Slavoj Žižek loves humanity in general but doesn't like people. So, at any rate, he tells an interviewer from Harper's Magazine who has asked him about his visit to Zuccotti Park to talk to the Occupy Wall Street protesters:
I literally came there three minutes before I did it. I instantly disappeared. You know, this may be part of my character, but that's how I function. There is a certain cliché about communists or radicals. They usually say, you like humanity in abstract, but you don't like concrete people. You are even ready to kill them for humanity. Okay, fuck it. If this is it, then I am definitely a totalitarian. I like humanity, maybe great works of art, but the majority of the people I don't like. I like to be alone... I just have a couple of friends.
Let's discount that, shall we?

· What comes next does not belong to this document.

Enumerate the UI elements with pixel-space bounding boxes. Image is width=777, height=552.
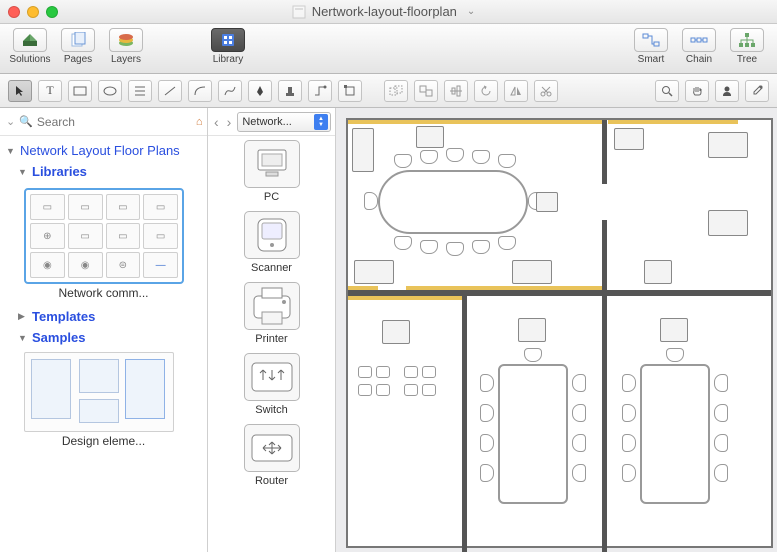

If Žižek likes to be alone, it's his right, and his response here looks very much like he's trying to cause a stir. Much more interesting is his answer to the interviewer's second question: why continue to claim the communist 'brand' when it's now so devalued? Žižek offers several reasons in response - among them, that the labels socialism, democracy, justice, have been harmlessly absorbed by the dominant culture - but he eventually gets to this, that to claim the label of communism is to remind oneself of, precisely, the 'horrible things [that] were done in the name of communism', a reminder that we need given the fact that we don't have a good account of what went wrong to produce Stalinism. In particular, liberal accounts just reduce it all to the bad actions of bad people, whereas, of course, it was 'the system'.
If this were all being uttered by a clown, it would be hard to tell the difference. For, first, since he says there isn't one, Žižek himself might like to tell his interviewer what some of the elements of 'a good critique' of Stalinized communism would look like like. Yet he doesn't. Second, the claim that all we have to date is stuff about the bad actions of bad people is laughable. Žižek, one has to suppose, is unfamiliar with the following themes: that single-party government is incompatible with any effective reality of democratic self-rule; that a regime which abandons standard liberal safeguards for the individual endangers people's rights and, in some cases, their lives; that a respect for basic human rights is an important constituent of any decent society; that the separation of powers is a critical barrier against tyranny; that the independence of judicial insitutions is an important protection; and that some of the things that went wrong with communism as so far practised might have been due to a tendency among its leading adherents to make light of commitments to democracy, justice, liberal safeguards - in exactly the way Žižek himself does - as being merely the ideological property of... the dominant class.
We aren't still at square one on these matters, whatever the philosopher Žižek may be ready to give out. Not only liberals but also socialist critics of the Stalinist experience have gone some way beyond bad-people-type explanations.